Wavelet decoding seems to be based on LGT 5/3 wavelet, discarding HH band, and coding data in bitslicing mode (i.e. all top bits first, then next-to-top bits, etc etc) using binary runs very similar to RL-coding in Domen.

XVD

This is the last instalment in VGM Video series. Now the codec is DCT-only and uses either context-adaptive binary coder, arithmetic coder or a mix of arithmetic coder and variable-length codes. There is still one halfpel-precision motion vector per 8x8 block.

Extradata format

4 bytes - width
4 bytes - height
4 bytes - bitrate?
4 bytes - FPS
4 bytes - edge size (always 4?)
4 bytes - MV radius (always 1?)
4 bytes - flags

Flags meaning:

  • bit 8 - probably interlaced coding
  • bit 9 - use DC prediction
  • bit 10 - use MV prediction
  • bit 11 - use binary coder

Frame format

16 bits - flags
if (flags & 1) {
 this is skip frame, do nothing else
}
8 bits  - quantiser
if (flags & 0x100) {
 8 bits - altquant difference
 if (flags & 0x200) {
  read bit plane with flags telling which quantiser macroblock should use
 }
}
if (flags & 2) { // intra frame
 reset binary coder state
} else {
 if (flags & 0x40) {
  8 bits - number of default MVs (0-3)
  if (num_def_mv == 0) {
   8 bits signed - mv_x
   8 bits signed - mv_y
  } else {
   read num_def_mv MVs in the same format as above
   decode per-macroblock default motion vector index using arithmetic coder with top/left/topleft context
  }
 }

 if (flags & 0x400) {
  all macroblocks are inter
 } else if (use_bincoder) {
  decode intra-MB flags using binary coder with top/left/topleft/previous value context
 } else {
  decode intra-MB flags using arithmetic coder with top/left/topleft/previous value context
 }

 if (!(flags & 0x800)) {
  decode MVS using arithmetic coder with top/left/topleft/previous value context
 } else if (use_bincoder) {
  decode x component using binary coder with top/left/topleft/previous value context
  for values >= 3 read that amount of bits as actual value; read sign bits for component
  decode y component using binary coder with top/left/topleft/previous value context
  for values >= 3 read that amount of bits as actual value; read sign bits for component
  median-predict MVs
 } else {
  decode MV present flags using arithmetic coder with top/left/topleft/previous value context
  decode actual MVs using MV codebook and apply prediction on them if codec flags say so
 }
 add corresponding full-pel default per-macroblock MV to each halfpel block MV if applicable
}
decode Y plane using either binary coder or arithmetic coder and codebooks
decode U plane using either binary coder or arithmetic coder and codebooks
decode V plane using either binary coder or arithmetic coder and codebooks

DC prediction uses gradient prediction from neighbouring intra-coded blocks.

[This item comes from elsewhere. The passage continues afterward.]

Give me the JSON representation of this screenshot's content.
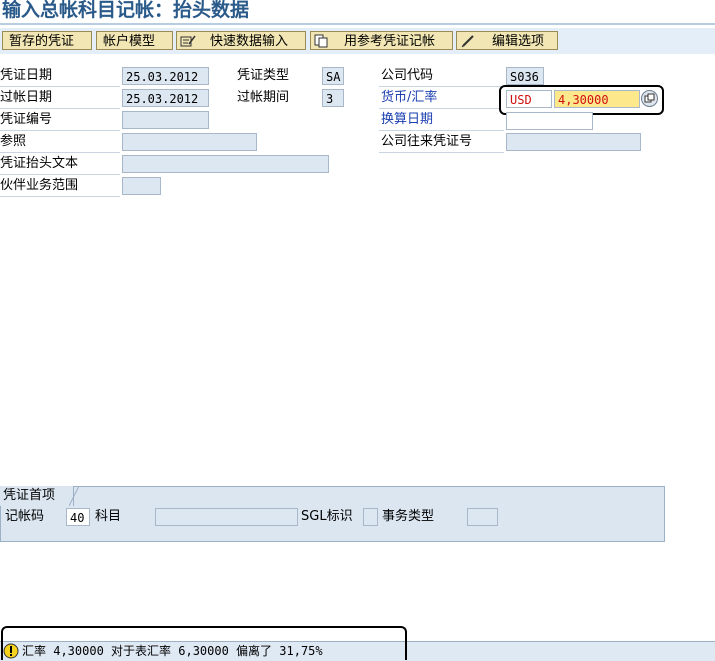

Plane decoding with arithmetic coder and codebooks:

decode block uncoded flags using arithmetic coder and top/left/topleft context
for each 8x8 block {
 if (intra block) {
  if (!use_dc_pred) {
   read 8-bit DC
  } else if (block has no intra-block top neighbours) {
   read DC using raw DC codebook
  } else {
   read DC difference using DC difference codebook
   add predicted DC value
  }
  if (!uncoded block) {
   decode coefficients 1-64 for a block
  }
 } else if (!uncoded block) {
  decode coefficients 0-64 for a block
 }
}

Coefficients decoding is done in this case with a simple run-length inter or intra codebook.

Plane decoding with binary coder:

for each 8x8 block {
 decode block uncoded flag for current block using top/left/topleft context
 if (intra block) {
  decode DC difference by unary coding for actual value length and N bypass bits for the DC difference value
  add DC prediction (use 128 when it is not available)
  if (!uncoded block) {
   decode coefficients 1-64 for a block
  }
 } else if (!uncoded) {
  decode coefficients 0-64 for a block
 }
}

Coefficients decoding is done by decoding the unary value for number of coefficients and N run-length pairs using position-adaptive models.